Because of its small size and simplicity, this model is intended primarily for **demonstration and educational** purposes.

## Model Description
- **Framework**: [Scikit-Learn](https://scikit-learn.org/stable/)  
- **Algorithm**: Decision Tree (`DecisionTreeClassifier` class)  
- **Hyperparameters**:  
  - Defaults for Decision Tree in Scikit-Learn

### Intended Uses
- **Education/Proof-of-Concept**: Demonstrates loading a scikit-learn model from the Hugging Face Hub.  
- **Beginner ML Tutorials**: Introduction to classification tasks, usage of Hugging Face model hosting, and deploying simple demos in Spaces.

### Limitations
- **Dataset Size**: The Iris dataset is small (150 samples).
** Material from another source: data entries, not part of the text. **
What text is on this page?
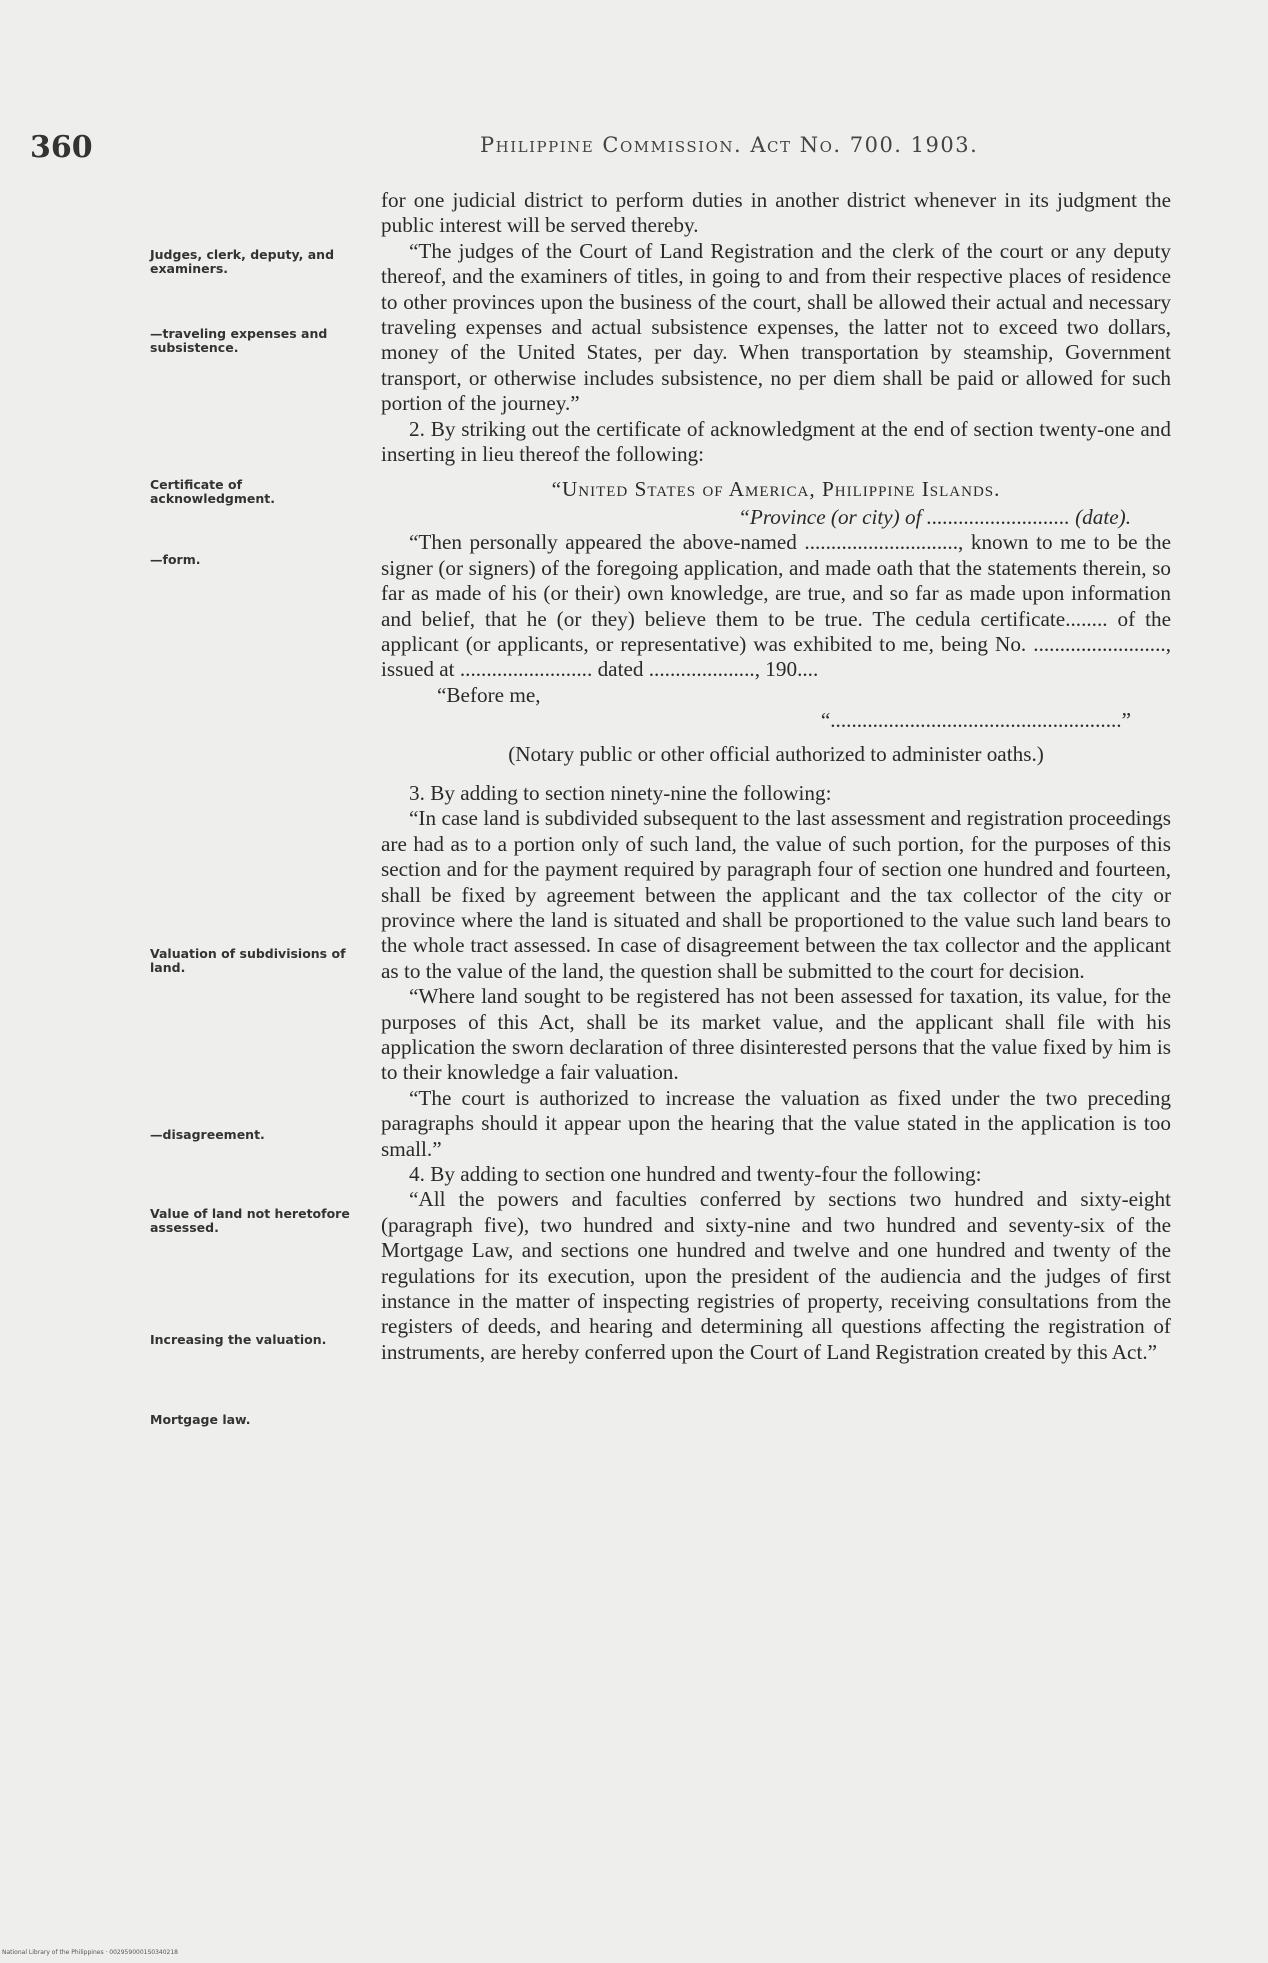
360	Philippine Commission. Act No. 700. 1903.
Judges, clerk, deputy, and examiners.
—traveling expenses and subsistence.
Certificate of acknowledgment.
—form.
Valuation of subdivisions of land.
—disagreement.
Value of land not heretofore assessed.
Increasing the valuation.
Mortgage law.

for one judicial district to perform duties in another district whenever in its judgment the public interest will be served thereby.

“The judges of the Court of Land Registration and the clerk of the court or any deputy thereof, and the examiners of titles, in going to and from their respective places of residence to other provinces upon the business of the court, shall be allowed their actual and necessary traveling expenses and actual subsistence expenses, the latter not to exceed two dollars, money of the United States, per day. When transportation by steamship, Government transport, or otherwise includes subsistence, no per diem shall be paid or allowed for such portion of the journey.”

2. By striking out the certificate of acknowledgment at the end of section twenty-one and inserting in lieu thereof the following:

“United States of America, Philippine Islands.

“Province (or city) of ........................... (date).

“Then personally appeared the above-named ............................., known to me to be the signer (or signers) of the foregoing application, and made oath that the statements therein, so far as made of his (or their) own knowledge, are true, and so far as made upon information and belief, that he (or they) believe them to be true. The cedula certificate........ of the applicant (or applicants, or representative) was exhibited to me, being No. ........................., issued at ......................... dated ...................., 190....

“Before me,

“.......................................................”

(Notary public or other official authorized to administer oaths.)

3. By adding to section ninety-nine the following:

“In case land is subdivided subsequent to the last assessment and registration proceedings are had as to a portion only of such land, the value of such portion, for the purposes of this section and for the payment required by paragraph four of section one hundred and fourteen, shall be fixed by agreement between the applicant and the tax collector of the city or province where the land is situated and shall be proportioned to the value such land bears to the whole tract assessed. In case of disagreement between the tax collector and the applicant as to the value of the land, the question shall be submitted to the court for decision.

“Where land sought to be registered has not been assessed for taxation, its value, for the purposes of this Act, shall be its market value, and the applicant shall file with his application the sworn declaration of three disinterested persons that the value fixed by him is to their knowledge a fair valuation.

“The court is authorized to increase the valuation as fixed under the two preceding paragraphs should it appear upon the hearing that the value stated in the application is too small.”

4. By adding to section one hundred and twenty-four the following:

“All the powers and faculties conferred by sections two hundred and sixty-eight (paragraph five), two hundred and sixty-nine and two hundred and seventy-six of the Mortgage Law, and sections one hundred and twelve and one hundred and twenty of the regulations for its execution, upon the president of the audiencia and the judges of first instance in the matter of inspecting registries of property, receiving consultations from the registers of deeds, and hearing and determining all questions affecting the registration of instruments, are hereby conferred upon the Court of Land Registration created by this Act.”

National Library of the Philippines · 0029590001S0340218
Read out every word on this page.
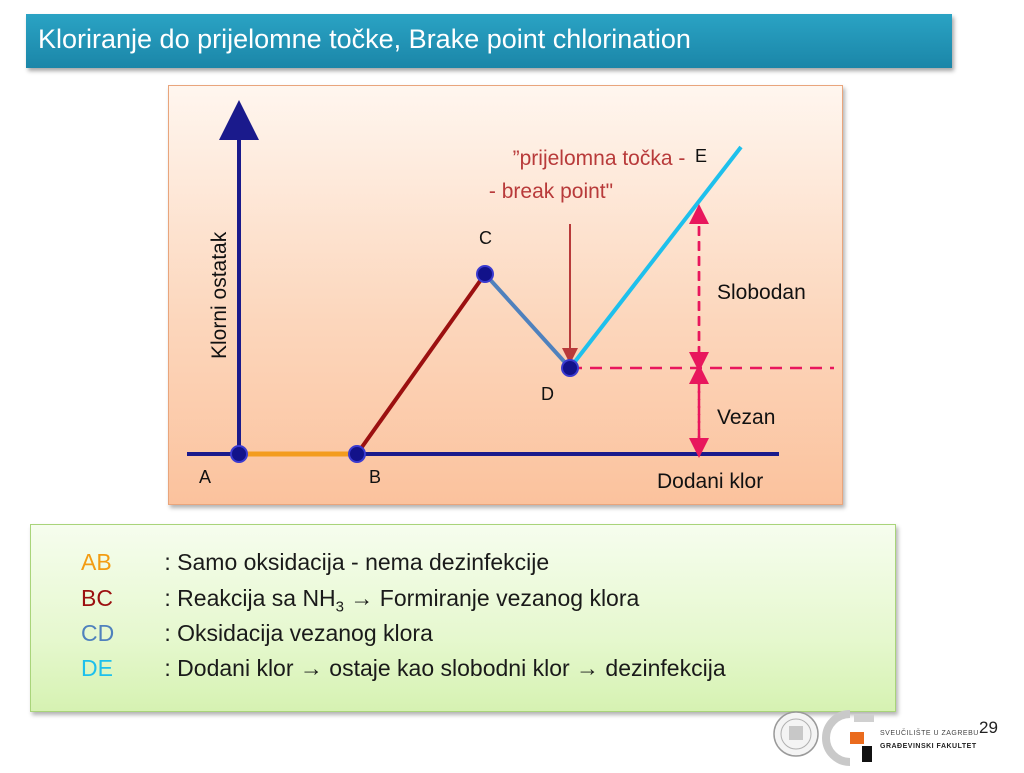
Kloriranje do prijelomne točke, Brake point chlorination
A	B
C
D
E
”prijelomna točka -
- break point"
Slobodan
Vezan
Dodani klor
Klorni ostatak
AB : Samo oksidacija - nema dezinfekcije
BC : Reakcija sa $NH_3$ → Formiranje vezanog klora
CD : Oksidacija vezanog klora
DE : Dodani klor → ostaje kao slobodni klor → dezinfekcija
SVEUČILIŠTE U ZAGREBU
GRAĐEVINSKI FAKULTET
29
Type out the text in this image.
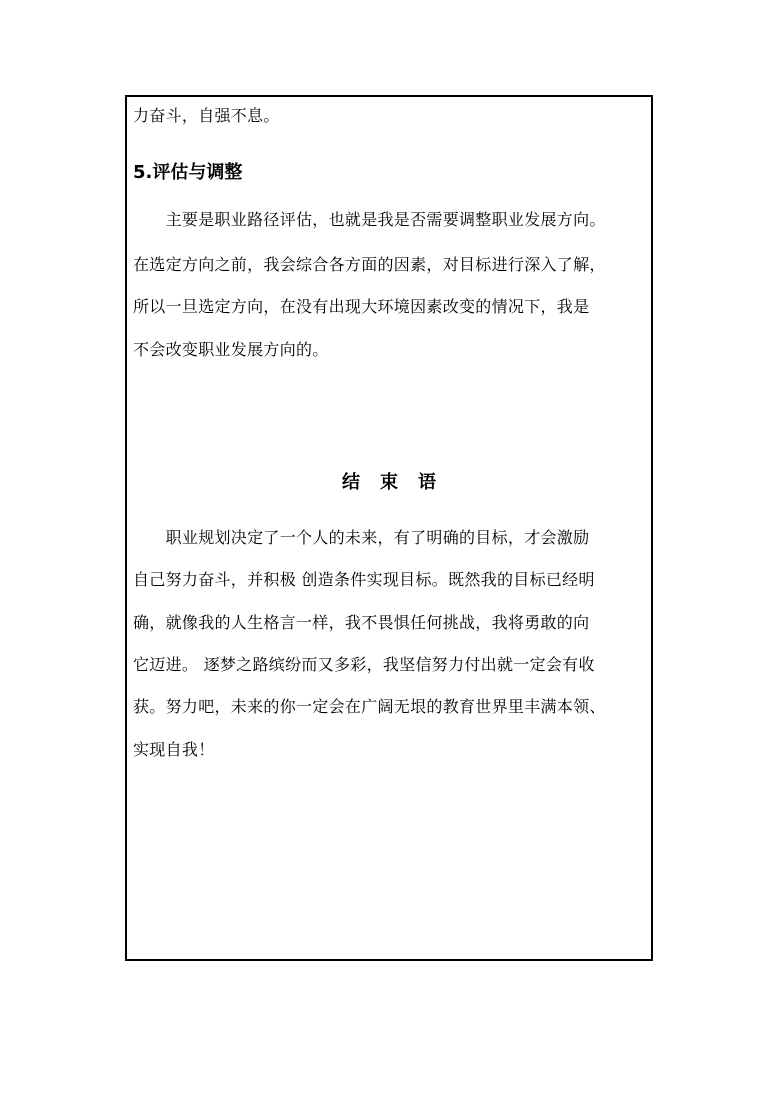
力奋斗，自强不息。
5.评估与调整
　　主要是职业路径评估，也就是我是否需要调整职业发展方向。
在选定方向之前，我会综合各方面的因素，对目标进行深入了解，
所以一旦选定方向，在没有出现大环境因素改变的情况下，我是
不会改变职业发展方向的。
结束语
　　职业规划决定了一个人的未来，有了明确的目标，才会激励
自己努力奋斗，并积极 创造条件实现目标。既然我的目标已经明
确，就像我的人生格言一样，我不畏惧任何挑战，我将勇敢的向
它迈进。 逐梦之路缤纷而又多彩，我坚信努力付出就一定会有收
获。努力吧，未来的你一定会在广阔无垠的教育世界里丰满本领、
实现自我！
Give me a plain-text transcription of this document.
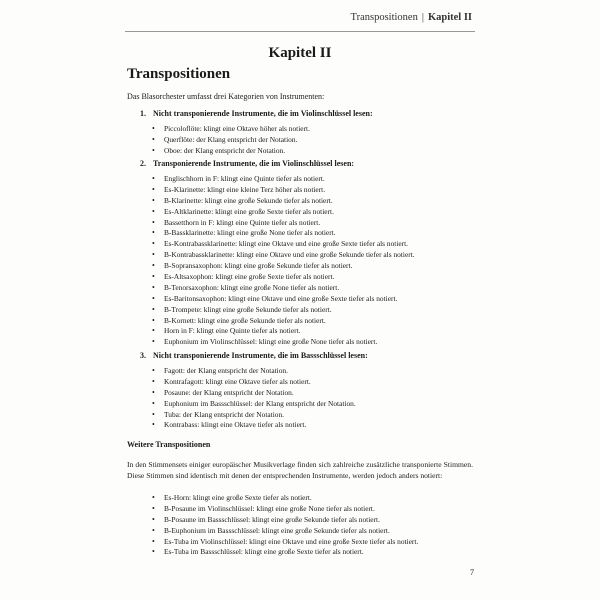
Transpositionen | Kapitel II
Kapitel II
Transpositionen
Das Blasorchester umfasst drei Kategorien von Instrumenten:
1. Nicht transponierende Instrumente, die im Violinschlüssel lesen:
• Piccoloflöte: klingt eine Oktave höher als notiert.
• Querflöte: der Klang entspricht der Notation.
• Oboe: der Klang entspricht der Notation.
2. Transponierende Instrumente, die im Violinschlüssel lesen:
• Englischhorn in F: klingt eine Quinte tiefer als notiert.
• Es-Klarinette: klingt eine kleine Terz höher als notiert.
• B-Klarinette: klingt eine große Sekunde tiefer als notiert.
• Es-Altklarinette: klingt eine große Sexte tiefer als notiert.
• Bassetthorn in F: klingt eine Quinte tiefer als notiert.
• B-Bassklarinette: klingt eine große None tiefer als notiert.
• Es-Kontrabassklarinette: klingt eine Oktave und eine große Sexte tiefer als notiert.
• B-Kontrabassklarinette: klingt eine Oktave und eine große Sekunde tiefer als notiert.
• B-Sopransaxophon: klingt eine große Sekunde tiefer als notiert.
• Es-Altsaxophon: klingt eine große Sexte tiefer als notiert.
• B-Tenorsaxophon: klingt eine große None tiefer als notiert.
• Es-Baritonsaxophon: klingt eine Oktave und eine große Sexte tiefer als notiert.
• B-Trompete: klingt eine große Sekunde tiefer als notiert.
• B-Kornett: klingt eine große Sekunde tiefer als notiert.
• Horn in F: klingt eine Quinte tiefer als notiert.
• Euphonium im Violinschlüssel: klingt eine große None tiefer als notiert.
3. Nicht transponierende Instrumente, die im Bassschlüssel lesen:
• Fagott: der Klang entspricht der Notation.
• Kontrafagott: klingt eine Oktave tiefer als notiert.
• Posaune: der Klang entspricht der Notation.
• Euphonium im Bassschlüssel: der Klang entspricht der Notation.
• Tuba: der Klang entspricht der Notation.
• Kontrabass: klingt eine Oktave tiefer als notiert.
Weitere Transpositionen
In den Stimmensets einiger europäischer Musikverlage finden sich zahlreiche zusätzliche transponierte Stimmen. Diese Stimmen sind identisch mit denen der entsprechenden Instrumente, werden jedoch anders notiert:
• Es-Horn: klingt eine große Sexte tiefer als notiert.
• B-Posaune im Violinschlüssel: klingt eine große None tiefer als notiert.
• B-Posaune im Bassschlüssel: klingt eine große Sekunde tiefer als notiert.
• B-Euphonium im Bassschlüssel: klingt eine große Sekunde tiefer als notiert.
• Es-Tuba im Violinschlüssel: klingt eine Oktave und eine große Sexte tiefer als notiert.
• Es-Tuba im Bassschlüssel: klingt eine große Sexte tiefer als notiert.
7
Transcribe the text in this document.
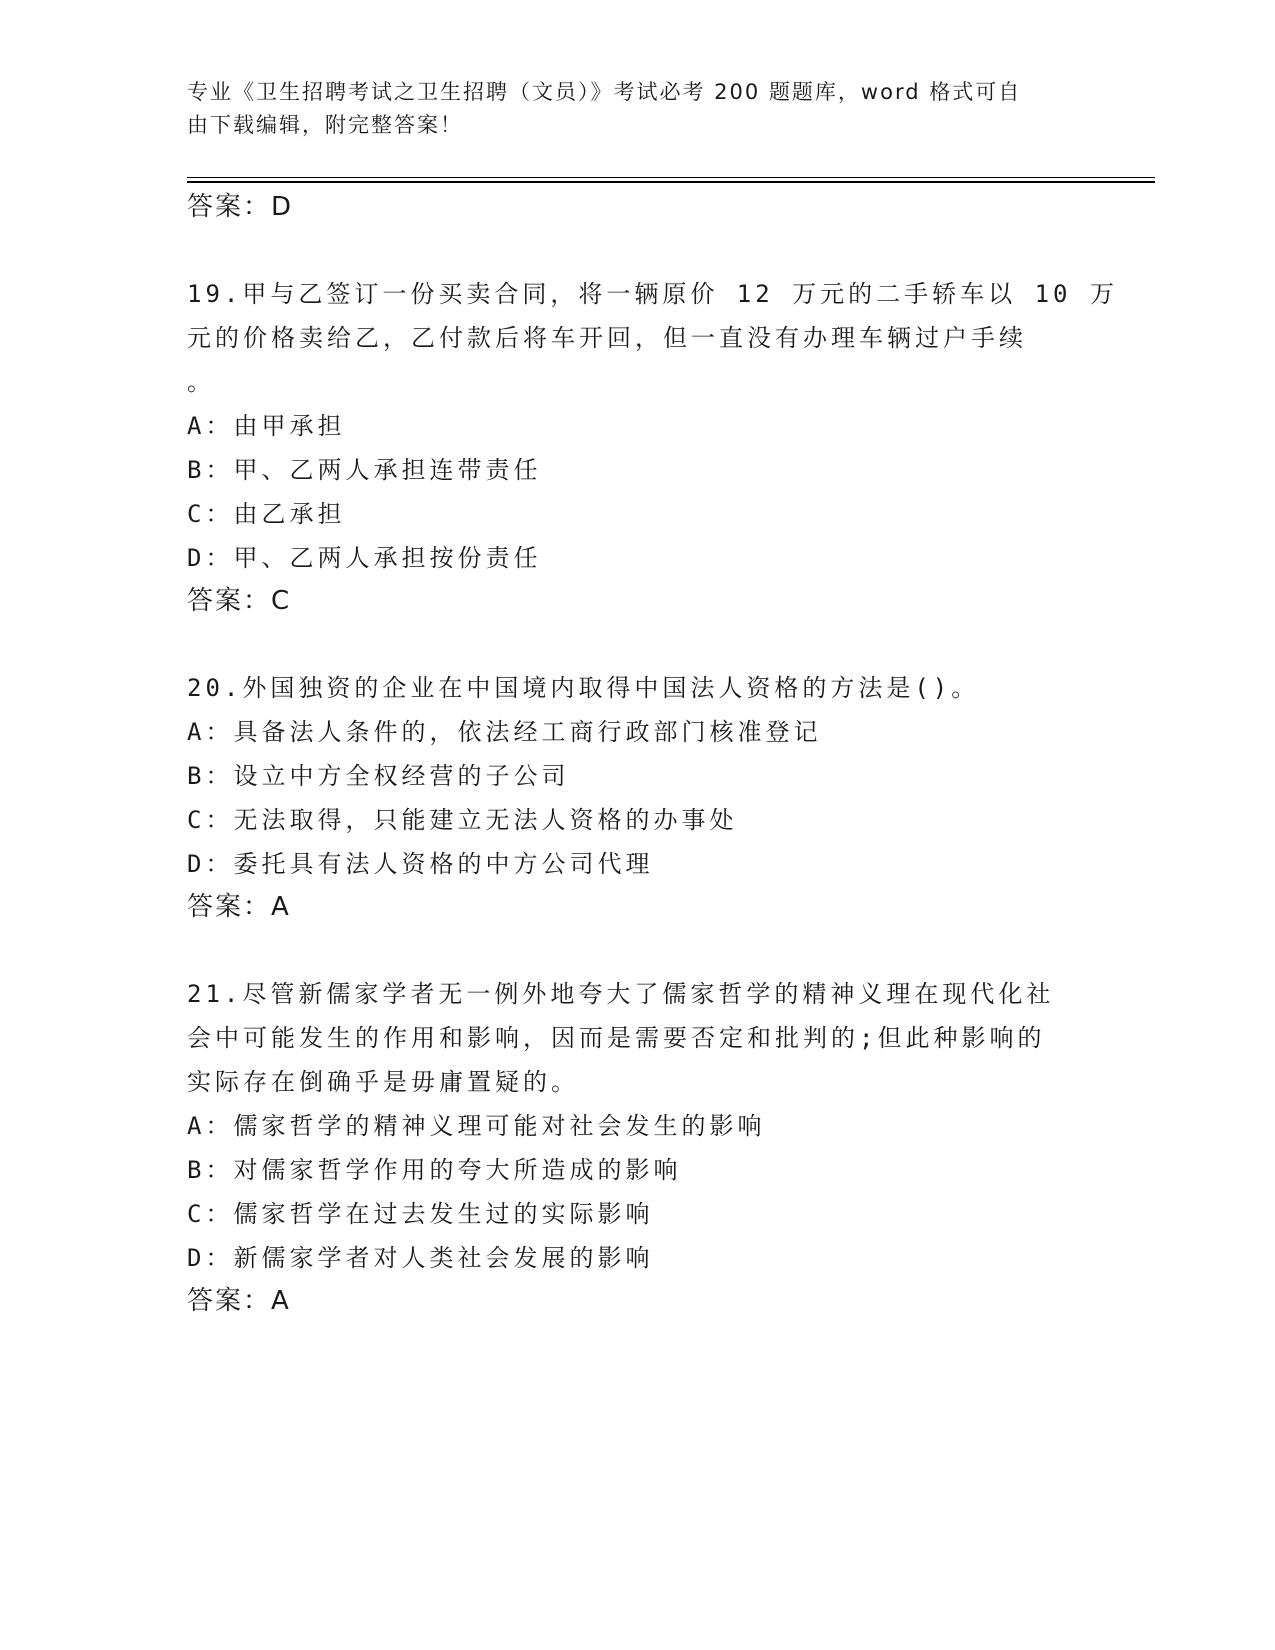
专业《卫生招聘考试之卫生招聘（文员）》考试必考 200 题题库，word 格式可自
由下载编辑，附完整答案！
答案：D
19.甲与乙签订一份买卖合同，将一辆原价 12 万元的二手轿车以 10 万
元的价格卖给乙，乙付款后将车开回，但一直没有办理车辆过户手续
。
A：由甲承担
B：甲、乙两人承担连带责任
C：由乙承担
D：甲、乙两人承担按份责任
答案：C
20.外国独资的企业在中国境内取得中国法人资格的方法是()。
A：具备法人条件的，依法经工商行政部门核准登记
B：设立中方全权经营的子公司
C：无法取得，只能建立无法人资格的办事处
D：委托具有法人资格的中方公司代理
答案：A
21.尽管新儒家学者无一例外地夸大了儒家哲学的精神义理在现代化社
会中可能发生的作用和影响，因而是需要否定和批判的;但此种影响的
实际存在倒确乎是毋庸置疑的。
A：儒家哲学的精神义理可能对社会发生的影响
B：对儒家哲学作用的夸大所造成的影响
C：儒家哲学在过去发生过的实际影响
D：新儒家学者对人类社会发展的影响
答案：A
Performance metrics may not extrapolate to real-world scenarios.  
- **Domain Constraints**: The dataset only covers three iris species and may not generalize to other types of flowers.  
- **Not Production-Ready**: This model is not suited for critical applications (e.g., healthcare, autonomous vehicles).  

## How to Use
To use this model, you can load the `.joblib` file from the Hub in Python code:

```python
import joblib
from huggingface_hub import hf_hub_download

# Accompanying dataset is hosted in Hugging Face under 'Jesus02/iris-clase'
model_path = hf_hub_download(repo_id="brjapon/iris",
                             filename="iris_dt.joblib",
                             repo_type="model")

model = joblib.load(model_path)

# Example prediction (random values below)
sample_input = [[5.1, 3.5, 1.4, 0.2]]
prediction = model.predict(sample_input)
print(prediction)  # e.g., [0] which might correspond to 'setosa'
```

## Training Procedure
- **Training Data**: 80% of the 150-sample Iris dataset (120 samples).  
- **Validation Data**: 20% (30 samples).  
- **Steps**:  
  1. Loaded dataset (obtained from HF repository `brjapon/iris`) 
  2. Split into training and test sets with `train_test_split`
  3. Trained Decision Tree model with default settings
  4. Evaluated accuracy on the test set

## Performance
Using a random 80/20 split, the model typically achieves **~97%** accuracy on the test subset. Actual results may vary depending on your specific train/test split random state.

## Limitations & Bias
- The Iris dataset is not representative of modern, large-scale classification tasks.  
- Results should not be generalized beyond the included species and scenario.